Skillv1.2.0

ClawScan security

AgentOctopus · ClawHub's context-aware review of the artifact, metadata, and declared behavior.

Scanner verdict

SuspiciousApr 30, 2026, 3:53 AM

Verdict: suspicious
Confidence: medium
Model: gpt-5-mini
Summary: The skill's instructions describe a local CLI gateway that reads/writes config, stores secrets, executes other skills, and syncs with remote hubs — but the registry metadata omits those resource and credential needs, creating an incoherent and potentially risky footprint.
Guidance: This skill is a routing/orchestration helper that will: ask you to set LLM API keys, write secrets to ~/.agentoctopus/.env, install or update npm packages, run an 'octopus' CLI, start a local gateway server, execute other installed skills, and sync data with remote services (ClawHub, Gist, arbitrary cloud URLs). Before installing: 1) Ask for the skill's source code or homepage and review the octopus CLI implementation; 2) Confirm where the CLI and npm packages are downloaded from and whether they are trusted; 3) Only run in an environment where starting a server and executing third-party skills is acceptable; 4) Be prepared to restrict network access and audit ~/.agentoctopus for secrets; 5) Treat any requests to 'sync' or 'push' ratings/skills to cloud endpoints as potentially exfiltratory until you verify the endpoints. If you need a router but cannot audit the code or endpoints, consider this skill suspicious and avoid granting it access to sensitive credentials or production systems.

Review Dimensions

Purpose & Capability: noteThe SKILL.md's stated purpose (routing queries to the best installed skill) matches the behaviors described (embedding, scoring, re-ranking, executing adapters). However the registry metadata declares no required env vars, binaries, or config paths while the runtime docs clearly expect an 'octopus' CLI, LLM API keys, local skill directories under ~/.agentoctopus, and npm package updates — a mismatch that may surprise users.
Instruction Scope: concernThe instructions direct the agent (and the user) to: run an 'octopus' CLI, onboard LLM providers and API keys, store secrets at ~/.agentoctopus/.env, start a gateway server on port 3002, execute installed skills via subprocess/HTTP/MCP adapters, and sync/push/pull ratings and skills with remote services (ClawHub, GitHub Gist, arbitrary cloud URLs). That scope goes beyond simple routing: it implies writing secrets, running third-party code, network syncs, and starting a long-lived server. Those actions materially affect system state and can surface sensitive data if not controlled.
Install Mechanism: noteThere is no install spec (instruction-only), which is low-risk in itself. But the SKILL.md references installing/updating npm packages (@agentoctopus gateway) and assumes an 'octopus' CLI is available.
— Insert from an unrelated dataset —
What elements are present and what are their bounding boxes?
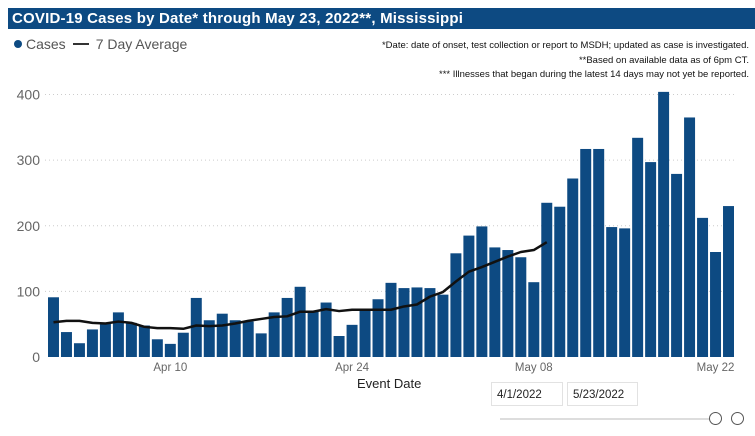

Because installation is left to external commands (npm, ClawHub sync), the skill may cause downloads and execution outside the package registry metadata without clarifying trusted sources.
Credentials: concernRegistry requirements list no environment variables, yet the runtime docs expect storing LLM API keys and other credentials (example: OPENAI_API_KEY) in ~/.agentoctopus/.env and support syncing with cloud endpoints and GitHub Gists. The skill can surface or request unrelated credentials when executing third-party skills. The absence of declared required credentials in metadata is inconsistent and may lead to unexpected exposure of secrets.
Persistence & Privilege: concernAlthough always:false (good), the skill expects to create a persistent config directory (~/.agentoctopus), a secrets file, and optionally start an HTTP gateway on port 3002. It also implements sync/push/pull to remote endpoints. Those persistent side effects and network presence increase blast radius if malicious or misconfigured. The metadata did not declare these config paths or persistent behaviors.